Talia Swiney was chosen as a Kenan Fellow, and has spent her past two summers shadowing hospital employees in an effort to identify practical, real-world applications of mathematics that she can carry back to her students when the school year begins.
“Being a Kenan Fellow gives teachers the opportunity to be immersed in the workforce, industries and universities so that we can gain experience that we can then share with our students,” said Swiney. “We learn different ways to apply the subjects we teach, and pass that on to our students.”
Nominated by Ellerbe Middle School Principal Melvin Ingram, Swiney, an eighth grade math teacher, has taken on the challenge and devoted her summers to learning.
“I spend time learning about the labs, facilities management and financial aspects at FirstHealth Richmond Memorial Hospital and Moore Regional Hospital,” said Swiney. “For obvious reasons, I can’t actually do any of the work - but I spend my days shadowing people, asking questions about what they’re doing and interviewing them about their jobs.”
One of Talia’s mentors, and President of Richmond Memorial, John Jackson, said the primary reason the hospital participates in the program is “for the kids.”
“Everyone is responsible for trying to improve our kids’ education, and this is a neat way to help do that,” said Jackson. “I was honored that we were asked to participate.”
Swiney said she wrote three lesson plans last summer, with hopes of seeing them published on LearnNC.org, so that they may be shared with teachers and students around the world.
An example of the practical applications she takes back to her students is the importance of understanding ratios, proportions and measurement conversions.
“I noticed that the professionals I worked with commented frequently that they didn’t understand why students coming out of school don’t understand the metric system,” said Swiney. “Our textbooks really focus more on standard units of measurements, but I learned through my work that the students needed more than that.”
She took note of the ways measurements and conversions were used in the hospital setting and, armed with new information, told her students all about it.
“For example, in the classroom we talk about the application of measurements in pediatrics - we pretend to measure babies, weigh them and convert temperatures to Celsius,” she said.”It’s much more exciting for students to be able to use math for a purpose, rather than just trying to solve formulas.”

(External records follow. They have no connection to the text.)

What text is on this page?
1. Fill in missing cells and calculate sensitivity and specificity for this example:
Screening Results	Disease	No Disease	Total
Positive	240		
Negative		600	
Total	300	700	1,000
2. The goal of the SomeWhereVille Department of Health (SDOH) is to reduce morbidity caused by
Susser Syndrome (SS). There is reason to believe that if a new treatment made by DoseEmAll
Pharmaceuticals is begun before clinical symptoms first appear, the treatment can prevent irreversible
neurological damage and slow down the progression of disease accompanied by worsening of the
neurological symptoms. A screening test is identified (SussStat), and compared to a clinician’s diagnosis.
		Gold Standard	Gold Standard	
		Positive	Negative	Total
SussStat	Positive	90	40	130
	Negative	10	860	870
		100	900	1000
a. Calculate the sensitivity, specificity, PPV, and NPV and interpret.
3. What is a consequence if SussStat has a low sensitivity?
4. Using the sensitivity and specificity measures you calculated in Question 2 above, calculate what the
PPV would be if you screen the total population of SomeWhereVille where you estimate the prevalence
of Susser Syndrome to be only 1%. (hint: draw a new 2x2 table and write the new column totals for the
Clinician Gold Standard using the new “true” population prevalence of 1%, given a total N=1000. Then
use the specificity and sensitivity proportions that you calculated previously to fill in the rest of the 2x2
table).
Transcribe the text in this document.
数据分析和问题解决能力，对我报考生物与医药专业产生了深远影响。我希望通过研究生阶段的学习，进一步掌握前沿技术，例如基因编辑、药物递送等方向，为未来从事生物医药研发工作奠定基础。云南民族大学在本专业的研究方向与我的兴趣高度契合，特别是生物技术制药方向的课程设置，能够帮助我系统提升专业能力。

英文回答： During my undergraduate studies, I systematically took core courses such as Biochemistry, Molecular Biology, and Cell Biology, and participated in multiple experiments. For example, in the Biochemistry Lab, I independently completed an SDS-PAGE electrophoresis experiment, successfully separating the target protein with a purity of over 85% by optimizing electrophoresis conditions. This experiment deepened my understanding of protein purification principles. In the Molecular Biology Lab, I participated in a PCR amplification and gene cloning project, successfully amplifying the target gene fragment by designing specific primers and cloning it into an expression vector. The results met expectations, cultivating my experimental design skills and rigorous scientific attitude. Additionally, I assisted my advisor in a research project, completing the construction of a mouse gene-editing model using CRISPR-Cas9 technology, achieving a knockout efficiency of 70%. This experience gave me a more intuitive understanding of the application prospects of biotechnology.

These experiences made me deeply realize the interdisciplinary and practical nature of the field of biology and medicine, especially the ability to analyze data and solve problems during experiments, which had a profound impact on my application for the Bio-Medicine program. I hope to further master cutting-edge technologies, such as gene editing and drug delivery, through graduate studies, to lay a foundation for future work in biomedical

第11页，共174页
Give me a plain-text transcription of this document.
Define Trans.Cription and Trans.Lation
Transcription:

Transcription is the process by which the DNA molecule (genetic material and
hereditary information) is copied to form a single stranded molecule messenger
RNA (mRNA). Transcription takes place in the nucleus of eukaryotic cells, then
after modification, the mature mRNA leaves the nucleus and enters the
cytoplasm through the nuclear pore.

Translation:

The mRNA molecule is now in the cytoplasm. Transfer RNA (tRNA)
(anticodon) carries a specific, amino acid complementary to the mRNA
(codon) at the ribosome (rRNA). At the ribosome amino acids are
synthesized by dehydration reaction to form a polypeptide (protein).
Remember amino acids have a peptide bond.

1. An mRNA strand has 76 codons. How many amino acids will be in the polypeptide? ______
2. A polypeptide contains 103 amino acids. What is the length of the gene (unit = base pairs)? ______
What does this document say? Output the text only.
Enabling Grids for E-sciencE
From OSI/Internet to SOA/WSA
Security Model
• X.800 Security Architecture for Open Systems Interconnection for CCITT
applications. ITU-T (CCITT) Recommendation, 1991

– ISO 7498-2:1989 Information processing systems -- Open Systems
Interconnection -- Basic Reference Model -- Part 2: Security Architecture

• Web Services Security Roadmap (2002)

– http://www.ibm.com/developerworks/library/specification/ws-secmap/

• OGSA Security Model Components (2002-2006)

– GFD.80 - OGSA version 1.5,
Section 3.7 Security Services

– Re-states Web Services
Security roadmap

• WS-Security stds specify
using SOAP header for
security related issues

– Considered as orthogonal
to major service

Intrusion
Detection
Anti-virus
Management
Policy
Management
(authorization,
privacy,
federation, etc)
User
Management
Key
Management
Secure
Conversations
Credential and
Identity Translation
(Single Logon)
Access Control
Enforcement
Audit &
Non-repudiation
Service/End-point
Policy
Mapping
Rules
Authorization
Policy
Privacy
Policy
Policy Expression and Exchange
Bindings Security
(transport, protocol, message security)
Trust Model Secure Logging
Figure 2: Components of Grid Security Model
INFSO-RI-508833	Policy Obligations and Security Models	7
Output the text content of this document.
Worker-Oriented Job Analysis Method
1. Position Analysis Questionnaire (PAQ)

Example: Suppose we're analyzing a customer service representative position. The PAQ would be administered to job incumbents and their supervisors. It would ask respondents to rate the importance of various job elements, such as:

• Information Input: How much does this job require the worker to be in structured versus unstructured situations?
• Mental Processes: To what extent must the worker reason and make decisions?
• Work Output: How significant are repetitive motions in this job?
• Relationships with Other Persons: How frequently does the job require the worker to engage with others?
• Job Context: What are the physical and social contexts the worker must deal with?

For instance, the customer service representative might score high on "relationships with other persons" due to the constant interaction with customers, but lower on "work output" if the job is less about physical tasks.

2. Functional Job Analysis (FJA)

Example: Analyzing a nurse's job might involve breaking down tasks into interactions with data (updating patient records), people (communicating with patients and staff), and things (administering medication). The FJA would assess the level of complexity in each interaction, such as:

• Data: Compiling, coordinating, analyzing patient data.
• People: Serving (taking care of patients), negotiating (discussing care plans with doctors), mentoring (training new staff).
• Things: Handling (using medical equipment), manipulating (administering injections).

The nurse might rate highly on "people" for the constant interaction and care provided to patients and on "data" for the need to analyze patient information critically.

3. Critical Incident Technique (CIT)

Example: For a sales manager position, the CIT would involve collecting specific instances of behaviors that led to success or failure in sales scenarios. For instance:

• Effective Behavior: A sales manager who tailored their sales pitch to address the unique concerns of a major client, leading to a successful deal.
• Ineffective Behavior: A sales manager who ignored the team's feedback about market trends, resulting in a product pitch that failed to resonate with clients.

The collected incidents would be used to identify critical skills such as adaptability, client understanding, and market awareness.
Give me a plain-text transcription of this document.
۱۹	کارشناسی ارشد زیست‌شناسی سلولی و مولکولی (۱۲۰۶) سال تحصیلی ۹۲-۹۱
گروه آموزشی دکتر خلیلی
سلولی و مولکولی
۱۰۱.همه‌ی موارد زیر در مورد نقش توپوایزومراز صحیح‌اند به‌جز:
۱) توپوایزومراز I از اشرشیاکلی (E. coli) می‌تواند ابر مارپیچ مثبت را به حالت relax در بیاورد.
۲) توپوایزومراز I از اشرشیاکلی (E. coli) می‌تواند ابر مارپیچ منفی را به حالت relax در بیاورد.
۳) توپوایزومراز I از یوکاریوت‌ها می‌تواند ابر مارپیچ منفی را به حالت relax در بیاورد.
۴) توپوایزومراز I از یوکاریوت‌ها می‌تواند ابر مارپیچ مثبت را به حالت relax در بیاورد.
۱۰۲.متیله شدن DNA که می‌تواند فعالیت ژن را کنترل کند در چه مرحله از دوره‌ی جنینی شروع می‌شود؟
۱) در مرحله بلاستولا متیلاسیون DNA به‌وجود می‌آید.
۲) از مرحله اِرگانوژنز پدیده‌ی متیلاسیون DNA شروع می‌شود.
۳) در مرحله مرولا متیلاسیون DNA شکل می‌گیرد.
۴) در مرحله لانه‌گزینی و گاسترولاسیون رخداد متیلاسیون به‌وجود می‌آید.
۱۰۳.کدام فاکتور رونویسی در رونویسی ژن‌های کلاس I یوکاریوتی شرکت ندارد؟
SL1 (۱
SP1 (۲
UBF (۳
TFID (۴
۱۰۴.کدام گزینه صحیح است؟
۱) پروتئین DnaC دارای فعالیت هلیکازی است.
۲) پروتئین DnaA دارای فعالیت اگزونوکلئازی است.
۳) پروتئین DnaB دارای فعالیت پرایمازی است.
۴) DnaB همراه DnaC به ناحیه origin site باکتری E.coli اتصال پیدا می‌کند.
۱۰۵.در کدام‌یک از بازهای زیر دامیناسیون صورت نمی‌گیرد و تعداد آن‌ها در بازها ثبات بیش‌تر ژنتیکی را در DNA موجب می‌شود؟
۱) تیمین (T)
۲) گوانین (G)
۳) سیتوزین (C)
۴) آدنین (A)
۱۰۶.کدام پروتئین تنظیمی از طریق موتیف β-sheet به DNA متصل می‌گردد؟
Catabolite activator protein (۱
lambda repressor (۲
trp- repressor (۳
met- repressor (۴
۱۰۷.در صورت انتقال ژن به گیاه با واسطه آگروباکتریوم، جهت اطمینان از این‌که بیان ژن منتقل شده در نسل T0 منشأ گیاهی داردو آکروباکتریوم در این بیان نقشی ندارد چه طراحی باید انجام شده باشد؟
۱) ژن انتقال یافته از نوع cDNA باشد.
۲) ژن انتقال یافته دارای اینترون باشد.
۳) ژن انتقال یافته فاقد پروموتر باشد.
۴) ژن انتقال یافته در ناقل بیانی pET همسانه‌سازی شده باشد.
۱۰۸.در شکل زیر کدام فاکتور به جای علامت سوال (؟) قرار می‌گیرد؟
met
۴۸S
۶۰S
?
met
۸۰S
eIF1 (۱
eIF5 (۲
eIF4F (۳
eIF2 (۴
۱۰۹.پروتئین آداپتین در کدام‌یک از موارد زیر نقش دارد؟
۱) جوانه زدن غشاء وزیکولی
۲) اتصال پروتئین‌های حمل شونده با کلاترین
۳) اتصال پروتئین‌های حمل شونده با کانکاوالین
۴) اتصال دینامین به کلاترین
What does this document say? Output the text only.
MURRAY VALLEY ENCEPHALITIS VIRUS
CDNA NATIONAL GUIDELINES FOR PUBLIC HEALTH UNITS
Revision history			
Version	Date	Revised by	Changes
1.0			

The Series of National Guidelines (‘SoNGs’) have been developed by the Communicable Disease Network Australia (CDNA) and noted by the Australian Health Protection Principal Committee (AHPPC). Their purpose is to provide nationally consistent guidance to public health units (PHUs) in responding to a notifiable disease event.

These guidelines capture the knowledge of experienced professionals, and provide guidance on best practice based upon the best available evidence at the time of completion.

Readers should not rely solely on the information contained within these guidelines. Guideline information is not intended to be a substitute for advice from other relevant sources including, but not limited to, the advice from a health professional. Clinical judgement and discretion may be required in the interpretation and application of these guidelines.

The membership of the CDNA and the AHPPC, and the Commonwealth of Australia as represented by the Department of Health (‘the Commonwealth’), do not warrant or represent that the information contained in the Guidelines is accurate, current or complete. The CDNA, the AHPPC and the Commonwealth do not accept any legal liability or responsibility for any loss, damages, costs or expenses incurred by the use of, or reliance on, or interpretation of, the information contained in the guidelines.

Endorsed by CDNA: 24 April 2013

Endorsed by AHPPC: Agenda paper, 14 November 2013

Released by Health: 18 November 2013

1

Swiney said that students’ interest in the subject, class participation and test scores have all improved since her involvement in the program.
“Having concrete examples of why my kids need to know something gives me that missing piece that my kids need to understand what math is used for in the real world,” said Swiney. “I’ve been amazed to see how much math is used every day, and how much of it is applicable to my students.”
There are strands of information that can be used from fifth to eighth grade, so other teachers at the school are benefiting from Swiney’s efforts.
“This is something that will benefit not just the teachers at Talia’s school, but teachers in other schools as well,” said Jackson. “Teachers sharing this information and these lesson plans can help improve education throughout the county.”
“Other teachers can just take the parts of the information I bring back that applies to their curriculum,” she said.
Swiney will continue to take part in the program for the next three summers.
“I’ve even noticed a change in the classroom atmosphere since I’ve started this program,” Swiney said. “The kids are much more engaged. It’s moving from a teacher-led class to a group effort. We have discussions and problem solve - all based on real-world situations in which they would need to apply mathematics.”